ORIGAMIドリッパーのレシピ、基本の使い方

 基本的には形状の近い、ハリオV60の基本レシピを引用すればいい。

  1. ペーパーフィルターをセットし、杯数分のコーヒー粉(中細挽き)を入れる。1杯120mlあたり、コーヒー粉10〜20gが目安。
  2. 沸騰したお湯を火からおろし、お湯が静まるのを待つ。
  3. コーヒー粉の中心から粉全体が湿る程度に、お湯をゆっくりと注ぎ、30秒蒸らす。
  4. 中心よりうず巻き状にお湯を注ぐ。抽出時間は杯数にかかわらず3分以内とする。
ORIGAMI ドリッパー
コーヒー粉をセットしたら、平らに整えよう。
ORIGAMI ドリッパー
1投目を注ぎ、30秒蒸らす。
ORIGAMI ドリッパー
中心にお湯を注ぎ、3分以内に抽出を終える。

 レシピに関しては、僕が解説するよりプロの動画がいいだろう。ここではドトールコーヒーの「おいしいコーヒーの淹れ方 ハリオ編」をご紹介したい。

 今ではすっかり缶コーヒーを買わなくなってしまった。

 なぜって、挽き立てのコーヒー豆から自分で入れるコーヒーのうまさを知ってしまったからだ。
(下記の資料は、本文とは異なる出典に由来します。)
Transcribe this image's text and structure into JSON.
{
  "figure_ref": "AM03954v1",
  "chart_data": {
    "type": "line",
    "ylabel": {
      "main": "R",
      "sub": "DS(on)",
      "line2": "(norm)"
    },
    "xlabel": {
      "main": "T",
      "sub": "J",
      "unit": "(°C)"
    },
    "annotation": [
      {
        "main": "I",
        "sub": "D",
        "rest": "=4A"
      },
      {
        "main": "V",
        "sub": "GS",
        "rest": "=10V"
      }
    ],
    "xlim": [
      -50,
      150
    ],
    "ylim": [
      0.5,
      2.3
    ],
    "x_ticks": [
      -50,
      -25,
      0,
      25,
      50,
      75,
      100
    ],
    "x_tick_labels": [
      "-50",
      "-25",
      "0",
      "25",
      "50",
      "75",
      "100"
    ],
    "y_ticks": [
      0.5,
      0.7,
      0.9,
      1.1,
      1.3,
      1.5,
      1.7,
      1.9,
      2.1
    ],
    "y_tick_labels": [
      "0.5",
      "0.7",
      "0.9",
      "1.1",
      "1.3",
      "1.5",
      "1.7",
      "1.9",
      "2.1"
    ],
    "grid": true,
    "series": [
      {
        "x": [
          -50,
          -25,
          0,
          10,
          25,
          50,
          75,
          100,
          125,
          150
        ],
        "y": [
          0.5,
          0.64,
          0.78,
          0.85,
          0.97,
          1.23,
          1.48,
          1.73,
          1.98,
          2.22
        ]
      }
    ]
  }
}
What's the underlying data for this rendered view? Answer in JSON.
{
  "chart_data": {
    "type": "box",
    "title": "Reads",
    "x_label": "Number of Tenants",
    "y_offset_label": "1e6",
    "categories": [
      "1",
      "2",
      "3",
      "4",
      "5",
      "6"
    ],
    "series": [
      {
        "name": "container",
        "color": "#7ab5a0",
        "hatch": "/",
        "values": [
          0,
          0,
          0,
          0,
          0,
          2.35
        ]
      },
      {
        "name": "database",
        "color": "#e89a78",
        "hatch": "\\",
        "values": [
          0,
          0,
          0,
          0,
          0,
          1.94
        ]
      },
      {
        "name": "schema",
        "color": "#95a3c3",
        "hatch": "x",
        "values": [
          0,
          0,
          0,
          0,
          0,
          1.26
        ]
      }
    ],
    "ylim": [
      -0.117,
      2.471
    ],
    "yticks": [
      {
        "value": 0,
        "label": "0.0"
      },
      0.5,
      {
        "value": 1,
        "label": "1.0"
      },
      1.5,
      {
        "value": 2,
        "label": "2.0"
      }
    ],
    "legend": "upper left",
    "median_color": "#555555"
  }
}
 実はORIGAMI ドリッパーは僕のじゃなく妻の愛用品なのだが、このドリッパーのおかげでコーヒーの面白さに出会ったといってもいい。味を自由にコントロールできる機能美あふれる意匠に、手元に置いておきたくなる美しいデザイン。これだけでも買わない理由はないだろう。

 2021年6月現在、品薄状態が続いているが、見つけた人はぜひ手に入れてほしい。